Tesla made the news recently as one of their semi-autonomous vehicles was involved in the first recorded fatality involving such driverless technology.
While most car companies are predicting fully autonomous vehicles within the next decade, the intervening years are likely to see an increasing amount of driving taken care of by our cars themselves.
It’s in this fascinating sphere that a new paper was published recently. It explores a novel approach to this challenge of transferring control between the human driver and their autonomous vehicle.
Their work, which has thus far been tested in a driving simulator, aims to help with the advancement of semi-autonomous systems that rely on the transfer of control between humans and machines.
“Self-driving cars are coming,” the authors explain, “but the world is fairly chaotic and not many autonomous systems can cope with that yet. My sense is that we’re pretty far from having fully autonomous systems in cars.”
Modeling the Real World
They suggest that existing algorithms struggle to really model the chaos of the real world. Even in relatively stable environments, such as rail travel, automated systems still tend to require human assistance to deal with unexpected incidents like a branch on the track.
Being able to transfer control between man and machine is therefore likely to be hugely important, and it’s a task that existing systems struggle with.
“Paradoxically,” the authors explain, “as we introduce more autonomy, people become less engaged with the operation of the system and it becomes harder for them to take over control.”

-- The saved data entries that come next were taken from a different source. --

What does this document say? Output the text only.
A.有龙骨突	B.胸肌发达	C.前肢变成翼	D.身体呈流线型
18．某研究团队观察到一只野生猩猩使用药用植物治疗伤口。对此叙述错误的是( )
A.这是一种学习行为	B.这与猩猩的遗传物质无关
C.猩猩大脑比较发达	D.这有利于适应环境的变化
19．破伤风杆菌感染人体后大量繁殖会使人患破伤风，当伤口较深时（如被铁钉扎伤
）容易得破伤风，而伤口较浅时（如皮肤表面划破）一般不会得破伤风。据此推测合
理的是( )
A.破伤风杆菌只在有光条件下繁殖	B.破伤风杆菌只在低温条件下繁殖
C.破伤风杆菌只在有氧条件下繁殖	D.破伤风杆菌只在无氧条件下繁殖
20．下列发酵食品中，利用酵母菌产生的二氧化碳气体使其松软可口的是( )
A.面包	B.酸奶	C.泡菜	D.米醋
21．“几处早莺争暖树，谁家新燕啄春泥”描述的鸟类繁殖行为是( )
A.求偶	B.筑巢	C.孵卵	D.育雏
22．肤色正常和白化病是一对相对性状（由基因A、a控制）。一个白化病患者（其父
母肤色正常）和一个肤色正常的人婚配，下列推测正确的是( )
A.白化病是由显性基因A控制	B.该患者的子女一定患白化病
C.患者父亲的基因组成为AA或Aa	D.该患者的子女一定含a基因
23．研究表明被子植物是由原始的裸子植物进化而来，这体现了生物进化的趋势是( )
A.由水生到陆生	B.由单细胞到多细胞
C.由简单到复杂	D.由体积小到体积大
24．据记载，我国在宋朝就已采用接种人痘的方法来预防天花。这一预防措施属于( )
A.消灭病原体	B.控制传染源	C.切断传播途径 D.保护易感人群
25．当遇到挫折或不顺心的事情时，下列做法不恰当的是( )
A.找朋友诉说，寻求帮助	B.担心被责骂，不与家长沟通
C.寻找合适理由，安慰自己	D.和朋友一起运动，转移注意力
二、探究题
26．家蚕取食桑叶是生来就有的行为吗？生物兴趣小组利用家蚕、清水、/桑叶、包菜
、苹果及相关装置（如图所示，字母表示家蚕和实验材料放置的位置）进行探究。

The paper sees a theoretical framework developed that allows semi-autonomous vehicles to utilize a step-wise approach that takes advantage of two levels of reasoning:
- A high level of route planning, which has a built-in acceptance that control may need to be transferred occasionally.
- A high-fidelity model that manages the actual transfer itself, complete with notifications of what the human needs to do, whilst checking if those actions are undertaken
Should the human not do what is expected, the system is capable of stepping in, to stop the car for instance.
When the model has been tested, it performed well in a number of environments, with the authors claiming that it rendered the vehicle as never being under the control of an entity that wasn’t expecting it, nor was prepared to handle the situation they found themselves in.
The next step is to scale up testing in simulators before hopefully transferring it into real-life vehicles for further testing. This is likely to be a crucial step in the development of driverless vehicles, and it will be fascinating to watch its progress.